History of Westchester County, New York, Vol. I
Those who knew him in those days say that he was always content with a fair profit; that he soon became known as a man who never misrepresented the article he wished to sell, and that his customers increased rapidly because he left them also the opportunity to make a good profit. There is a story told of him that he once bought several hundred grain cradles, which had lain for a long time in the owner's loft. Huntington unpacked them, showed them on the street, and presently, as he had foreseen, there was a brisk demand for them. They went off' "like hot-cakes" at eighteen dollars apiece. "You might get thirty for them," said a friend; "are you not making a mistake?" '•Not at all," replied Huntington ; "I paid five, and I want to sell them all, don't you see? They are too bulky to keep. It is better to let others have a chance also to make some money." No doubt his experience and training as a country merchant in Otsego County was of great advantage to him in those early and busy Sacramento days, when he turned his hands to everything, and knew, as by intuition, what his customers would like, and how to arouse as well as to meet a popular demand.

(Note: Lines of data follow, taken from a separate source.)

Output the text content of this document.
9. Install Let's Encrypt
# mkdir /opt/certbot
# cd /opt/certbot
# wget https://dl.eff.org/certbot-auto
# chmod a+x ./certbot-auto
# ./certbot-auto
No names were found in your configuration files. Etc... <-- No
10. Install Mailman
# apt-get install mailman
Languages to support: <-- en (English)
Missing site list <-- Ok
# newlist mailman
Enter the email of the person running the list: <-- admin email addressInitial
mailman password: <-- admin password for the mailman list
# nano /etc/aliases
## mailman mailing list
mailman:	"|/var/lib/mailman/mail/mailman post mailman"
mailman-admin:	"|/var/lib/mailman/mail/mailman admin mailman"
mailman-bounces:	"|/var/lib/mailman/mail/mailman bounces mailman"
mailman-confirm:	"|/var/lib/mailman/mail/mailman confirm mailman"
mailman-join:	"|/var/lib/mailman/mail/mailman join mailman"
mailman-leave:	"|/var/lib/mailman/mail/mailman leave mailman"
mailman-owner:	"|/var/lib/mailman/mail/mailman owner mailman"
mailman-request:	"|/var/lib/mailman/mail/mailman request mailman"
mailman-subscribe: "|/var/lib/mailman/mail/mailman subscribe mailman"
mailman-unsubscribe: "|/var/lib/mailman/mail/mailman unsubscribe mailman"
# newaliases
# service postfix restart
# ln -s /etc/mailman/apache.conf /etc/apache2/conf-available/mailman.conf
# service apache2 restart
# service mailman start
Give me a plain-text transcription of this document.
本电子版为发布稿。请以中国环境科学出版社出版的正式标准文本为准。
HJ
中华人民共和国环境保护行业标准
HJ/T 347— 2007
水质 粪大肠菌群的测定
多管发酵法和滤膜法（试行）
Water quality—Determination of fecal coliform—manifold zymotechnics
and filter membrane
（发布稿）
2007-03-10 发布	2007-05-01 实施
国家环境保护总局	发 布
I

One thing remains to be said : he retained his early New England habits; he did not drink, nor smoke nor gamble; he slept in his store, and was up and at work before the earliest of his clerks. He was scrupulously honest, and to use a phrase current in those days in Calfornia, he "did not allow anybody to run over him." The miscellaneous business, begun in a tent, grew by-and-by into a permanent hardware store at 54 K Street, in Sacramento, where Huntington sold all kinds of miners' supplies.